Auf Nachfragen aus dem Publikum, es sollte doch bitte eine echte Datenübertragung gezeigt werden ("ich tippe auf dem einen Rechner eine Zahl wie 42 oder 4711 ein, und übertrage diese zum anderen Rechner"), antwortete Dr. Müller: "So weit sind wir leider noch nicht in der Entwicklung dieser Technologie." Damit ist die Technik derzeit nicht als Handy-Ersatz geeignet.

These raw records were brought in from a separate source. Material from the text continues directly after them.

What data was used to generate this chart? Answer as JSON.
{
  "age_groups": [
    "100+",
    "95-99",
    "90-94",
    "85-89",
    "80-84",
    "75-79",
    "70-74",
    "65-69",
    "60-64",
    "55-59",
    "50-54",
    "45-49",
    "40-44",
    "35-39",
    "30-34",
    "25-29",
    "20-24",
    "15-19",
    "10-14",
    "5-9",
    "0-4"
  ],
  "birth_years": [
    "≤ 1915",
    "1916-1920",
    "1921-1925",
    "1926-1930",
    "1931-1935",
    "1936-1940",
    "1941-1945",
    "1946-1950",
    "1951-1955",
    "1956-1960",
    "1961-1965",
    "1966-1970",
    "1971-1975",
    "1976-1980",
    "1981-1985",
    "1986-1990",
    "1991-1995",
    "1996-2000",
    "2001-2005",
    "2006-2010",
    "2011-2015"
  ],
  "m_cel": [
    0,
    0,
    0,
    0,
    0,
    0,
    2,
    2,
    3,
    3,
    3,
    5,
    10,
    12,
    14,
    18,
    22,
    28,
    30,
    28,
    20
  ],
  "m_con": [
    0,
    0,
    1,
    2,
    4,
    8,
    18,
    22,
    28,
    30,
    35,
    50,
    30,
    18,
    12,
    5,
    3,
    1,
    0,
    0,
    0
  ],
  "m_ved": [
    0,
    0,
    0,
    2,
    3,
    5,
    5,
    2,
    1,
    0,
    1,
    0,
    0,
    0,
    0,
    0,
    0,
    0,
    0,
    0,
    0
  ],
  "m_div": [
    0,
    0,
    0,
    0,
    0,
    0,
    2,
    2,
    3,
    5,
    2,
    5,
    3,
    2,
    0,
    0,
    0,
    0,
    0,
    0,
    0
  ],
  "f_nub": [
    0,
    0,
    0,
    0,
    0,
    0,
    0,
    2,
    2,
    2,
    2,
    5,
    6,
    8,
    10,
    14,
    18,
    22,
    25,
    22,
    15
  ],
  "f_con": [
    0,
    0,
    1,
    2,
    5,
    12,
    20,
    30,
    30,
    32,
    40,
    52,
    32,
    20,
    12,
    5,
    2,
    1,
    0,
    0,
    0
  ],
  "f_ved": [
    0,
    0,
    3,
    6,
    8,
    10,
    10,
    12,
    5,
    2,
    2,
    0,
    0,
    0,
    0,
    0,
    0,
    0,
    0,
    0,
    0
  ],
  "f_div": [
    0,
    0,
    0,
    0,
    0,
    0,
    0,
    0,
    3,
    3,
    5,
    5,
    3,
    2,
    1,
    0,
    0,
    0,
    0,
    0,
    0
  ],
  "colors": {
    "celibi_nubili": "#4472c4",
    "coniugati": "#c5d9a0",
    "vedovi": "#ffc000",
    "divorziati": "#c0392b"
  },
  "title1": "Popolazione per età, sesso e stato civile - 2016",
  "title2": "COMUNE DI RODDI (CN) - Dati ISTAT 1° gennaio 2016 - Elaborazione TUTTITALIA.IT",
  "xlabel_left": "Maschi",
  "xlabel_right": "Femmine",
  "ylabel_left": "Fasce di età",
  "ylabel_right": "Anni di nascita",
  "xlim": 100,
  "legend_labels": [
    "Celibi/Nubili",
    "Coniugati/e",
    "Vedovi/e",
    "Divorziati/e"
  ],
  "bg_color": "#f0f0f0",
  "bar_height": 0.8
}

Zusätzliche Zweifel rühren daher, dass in dem Vortrag behauptet wurde, dass die Daten aus dem Rauschen gefiltert wurden, das der sogenannte Zufallszahlengenerator (RNG) erzeugt, den Intel seit dem Pentium III in ihre Mikroprozessoren einbaut. Folglich wurde angegeben, dass alle Laptops mit Pentium III, Pentium IV oder AMDs Athlon XP für die Datenübertragung verwendbar seien. Jedoch gibt es keinen RNG im Pentium, sondern nur einen RNG in einigen Chipsätzen von Intel. Insbesondere neuere Chipsätze enthalten diesen RNG nicht mehr.

Handy im Tank

Zusätzlich sollte gezeigt werden, dass die Datenübertragung auch durch Wasser hindurch funktioniert - was bei konventionellen Handys nicht der Fall sein soll. Dazu wurde zunächst ein Handy in einem wasserdichten Gefäß in einem großen Wassertank versenkt. Anders als behauptet war es jedoch weiterhin möglich, das Handy im Aquarium anzurufen, das den Anruf per Vibration anzeigte. Auf den Versuch mit dem Laptop im Aquarium wurde dann komplett verzichtet.

Hierzu ist zu sagen, dass das Wasser im Aquarium auf Handystrahlen nicht viel anders wirkt, als eine dicke Wand. Ein großer Teil der Strahlen wird absorbiert oder reflektiert, ein gewisser Teil dringt jedoch ein. Ist der Empfang schon außerhalb des Aquariums schwach, dann reicht es im Wasser eben nicht mehr aus, um ein Gespräch aufzubauen. Anders im verwendeten TU-Hörsaal, in dem alle getesteten Netze mit Vollausschlag verfügbar waren, vermutlich dank eingebauter Repeater. Eine zusätzliche "Wasserwand" reichte dann nicht, um den Empfang zu verhindern.

Fazit

Somit bleibt das Fazit, das viel versprochen und wenig gehalten wurde. Es war auch grundsätzlich nicht nötig, zu übertreiben. Schon der Effekt, dass zwei Computer an verschiedenen Orten aus dem kosmischen Quantenrauschen unabhängig voneinander dieselbe Zahlenfolge herausfiltern, wäre eine wissenschaftliche Sensation, die die Grundannahmen diverser physikalischer Theorien erschüttert. Denn bisher geht man im allgemeinen davon aus, dass Rauschen ein lokaler Prozess ist, so dass Computer an verschiedenen Orten zwangsläufig verschiedene Rauschsignale empfangen würden.

Wenn aber eine wissenschaftliche Sensation zu einer noch größeren Sensation aufgebauscht wird, und man dann den Nachweis der noch größeren Sache komplett schuldig bleibt, dann muss man sich den Vorwurf der Unseriösität gefallen lassen. Dasselbe gilt für die falschen Angaben bezüglich der RNGs. Und so kann es sein, dass nicht nur an der Hintergrundstrahlungs-Datenübertragung weniger dran ist, als behauptet, sondern auch, dass "Global Scaling" eine aufgebauschte Sache ist. Wir werden also auch in naher Zukunft mit Radiowellen telefonieren, und nicht über das Hintergrundfeld.